Conquered Into Liberty: Two Centuries of Battles Along the Great Warpath that Made the American Way of War
“Conquered into Liberty has a valued place in the library of anyone who wishes to understand the development of the United States and its approach to war.”
Eliot Cohen calls our attention to the corridor between Albany and Montreal and the Lake Champlain Valley. His study identifies it as an area crucial to the shaping of the geopolitics and military culture of the United States.
The Great Warpath, as Native Americans called it, was an area contested for almost two centuries by Europeans, Americans, and Canadians. It appeared to all as the key to control of the North American continent.
Dr. Cohen reviews battles and “phantom campaigns” among the French, Americans, British, and Canadians. The conflict took on a savagery and scope unknown to Europeans. In so doing, the author contends that the struggles took on “a raw energy and unwillingness to accept limits.”

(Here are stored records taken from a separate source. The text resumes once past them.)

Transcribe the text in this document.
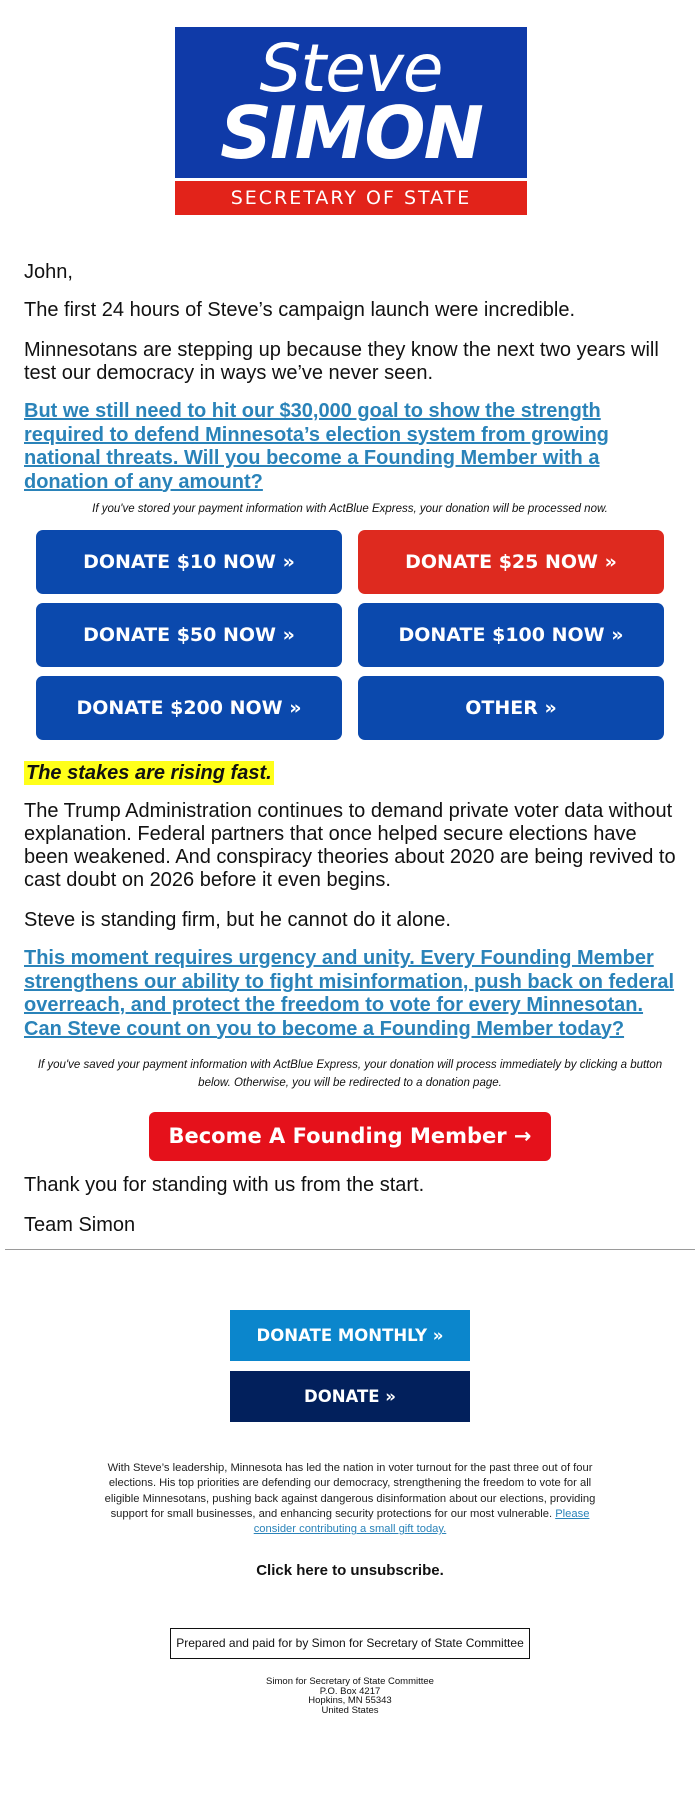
Steve
SIMON
SECRETARY OF STATE
John,
The first 24 hours of Steve’s campaign launch were incredible.
Minnesotans are stepping up because they know the next two years will test our democracy in ways we’ve never seen.
But we still need to hit our $30,000 goal to show the strength required to defend Minnesota’s election system from growing national threats. Will you become a Founding Member with a donation of any amount?
If you've stored your payment information with ActBlue Express, your donation will be processed now.
DONATE $10 NOW »	DONATE $25 NOW »
DONATE $50 NOW »	DONATE $100 NOW »
DONATE $200 NOW »	OTHER »
The stakes are rising fast.
The Trump Administration continues to demand private voter data without explanation. Federal partners that once helped secure elections have been weakened. And conspiracy theories about 2020 are being revived to cast doubt on 2026 before it even begins.
Steve is standing firm, but he cannot do it alone.
This moment requires urgency and unity. Every Founding Member strengthens our ability to fight misinformation, push back on federal overreach, and protect the freedom to vote for every Minnesotan. Can Steve count on you to become a Founding Member today?
If you've saved your payment information with ActBlue Express, your donation will process immediately by clicking a button below. Otherwise, you will be redirected to a donation page.
Become A Founding Member →
Thank you for standing with us from the start.
Team Simon
DONATE MONTHLY »
DONATE »
With Steve’s leadership, Minnesota has led the nation in voter turnout for the past three out of four elections. His top priorities are defending our democracy, strengthening the freedom to vote for all eligible Minnesotans, pushing back against dangerous disinformation about our elections, providing support for small businesses, and enhancing security protections for our most vulnerable. Please consider contributing a small gift today.
Click here to unsubscribe.
Prepared and paid for by Simon for Secretary of State Committee
Simon for Secretary of State Committee
P.O. Box 4217
Hopkins, MN 55343
United States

He insists that the conflicts along the Great Warpath resulted in the emergence of the “citizen-soldier” and the concept of “conquering into liberty” a native population.
The Great Warpath saw six global wars play out along its path from the end of the 17th century to the demise of the French Empire in the 19th century. The reader might well have an atlas handy, for the maps provided by Dr. Cohen, while colorful, are not very useful.
Conquered Into Liberty: Two Centuries of Battles Along the Great Warpath that Made the American Way of War provides an innovative approach to the telling of military history that helps the reader better understand the present.
Conquered into Liberty has a valued place in the library of anyone who wishes to understand the development of the United States and its approach to war.